Vous avez dirigé le monumental Livre des déserts de la collection « Bouquins », sorti en 2006. D’où vous vient cette passion ?

D’une histoire très personnelle. J’ai sept ou huit ans, je vis dans le Haut-Jura, très loin du Sahara, et mon grand-père, un vieux monsieur à la toute fin de sa vie, me dit un jour qu’il va me révéler le trésor du capitaine. Il pose sur la table de la salle à manger une caisse en bois vermoulu, qui comporte d’innombrables petites boîtes noires. J’ai d’abord pensé à des petits cercueils ! Elles contenaient des photographies sur plaques de verre prises dans le Sud algérien par mon arrière-grand-oncle. L’histoire de cet homme mort en 1900, à 33 ans, d’une balle perdue du côté de Timimoun, a marqué ma vie ; d’autant qu’elle m’a été transmise dans l’enfance lors de cette « scène originelle ». Officier d’extraction modeste devenu responsable de la mission topographique de l’armée française, il était chargé d’établir des cartes destinées à poursuivre les « missions de pacification » du Sud algérien.
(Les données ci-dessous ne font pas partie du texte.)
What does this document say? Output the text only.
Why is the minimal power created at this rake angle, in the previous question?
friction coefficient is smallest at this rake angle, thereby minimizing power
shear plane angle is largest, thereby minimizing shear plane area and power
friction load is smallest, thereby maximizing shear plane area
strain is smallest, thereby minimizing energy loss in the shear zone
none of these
Assez rapidement, cet homme va poser son fusil. Passionné par la photographie naissante, il s’achète l’un des premiers modèles de Vérascope, appareil binoculaire qui permet de réaliser sur des plaques de verre des vues en stéréoscopie avec une profondeur de champ extraordinaire. Il photographie d’abord les Haratins, descendants d’esclaves noirs amenés des régions subsahariennes, qui entretiennent les foggaras – canaux d’irrigation –, puis les enfants, les femmes et enfin les guerriers. Ceux qu’il est censé combattre font l’objet d’une contemplation extatique, avec cet appareil à visée verticale qui le place dans une position d’humilité puisqu’il regarde de haut en bas, sur son minuscule viseur, comme s’il tenait un coran ou un missel. Entre ses mains de photographe, le désert devient désir, et ce désir le conduit, au moins en son for intérieur, à la désertion. La mission civilisatrice que la République assigne à l’armée française lui paraît une hérésie. Il rédige un rapport sur la tribu des Châamba qui vivent au nord du Sahara, dans la région de Ghardaïa, qu’il conclut en disant : nous ferions mieux de les laisser en paix. J’imagine qu’au ministère de la Défense, il n’a pas été très bien noté…
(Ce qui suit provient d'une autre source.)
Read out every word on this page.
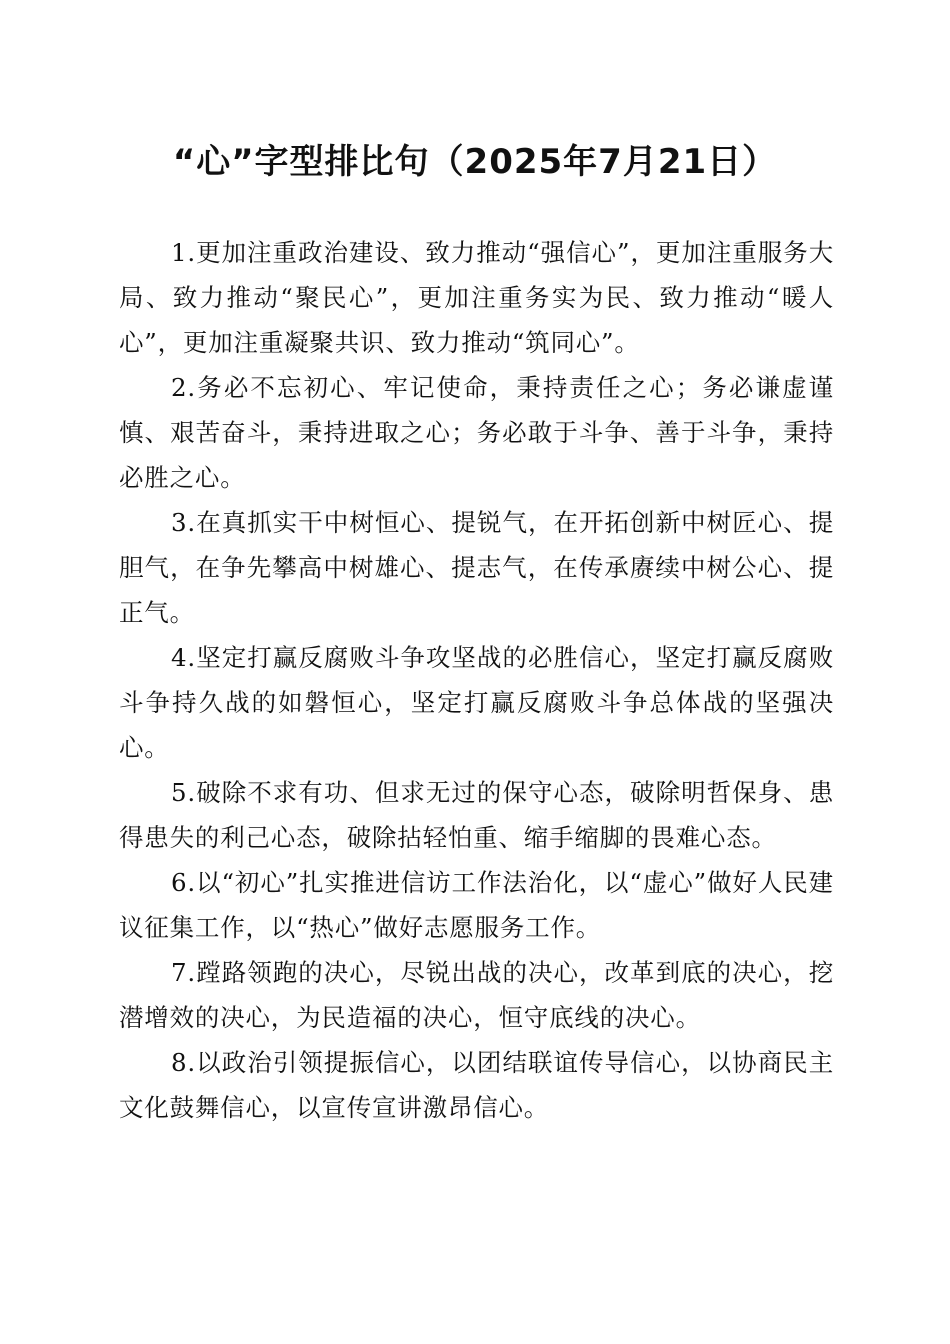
“心”字型排比句（2025年7月21日）

1.更加注重政治建设、致力推动“强信心”，更加注重服务大局、致力推动“聚民心”，更加注重务实为民、致力推动“暖人心”，更加注重凝聚共识、致力推动“筑同心”。

2.务必不忘初心、牢记使命，秉持责任之心；务必谦虚谨慎、艰苦奋斗，秉持进取之心；务必敢于斗争、善于斗争，秉持必胜之心。

3.在真抓实干中树恒心、提锐气，在开拓创新中树匠心、提胆气，在争先攀高中树雄心、提志气，在传承赓续中树公心、提正气。

4.坚定打赢反腐败斗争攻坚战的必胜信心，坚定打赢反腐败斗争持久战的如磐恒心，坚定打赢反腐败斗争总体战的坚强决心。

5.破除不求有功、但求无过的保守心态，破除明哲保身、患得患失的利己心态，破除拈轻怕重、缩手缩脚的畏难心态。

6.以“初心”扎实推进信访工作法治化，以“虚心”做好人民建议征集工作，以“热心”做好志愿服务工作。

7.蹚路领跑的决心，尽锐出战的决心，改革到底的决心，挖潜增效的决心，为民造福的决心，恒守底线的决心。

8.以政治引领提振信心，以团结联谊传导信心，以协商民主文化鼓舞信心，以宣传宣讲激昂信心。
Au fond, que cherchaient les Occidentaux dans le désert du Sahara ?

C’est l’époque où l’on construit des trains partout, et l’on commence à rêver d’une ligne qui relierait Alger à Tombouctou. Certains imaginent même un train qui traverserait toute l’Afrique jusqu’au cap de Bonne-Espérance ! L’idée était de traverser le Sahara avec un certain degré de sécurité et de confort pour atteindre les richesses de l’Afrique noire. Mon ancêtre était absolument persuadé que le chemin de fer mettrait Paris à trois ou quatre jours des tropiques. Il écrit à son frère, fromager à Seyssel, dans l’Ain : un jour tu viendras m’apporter du vin, des œufs et du fromage à Timimoun, sur le bord du Grand Erg occidental ! 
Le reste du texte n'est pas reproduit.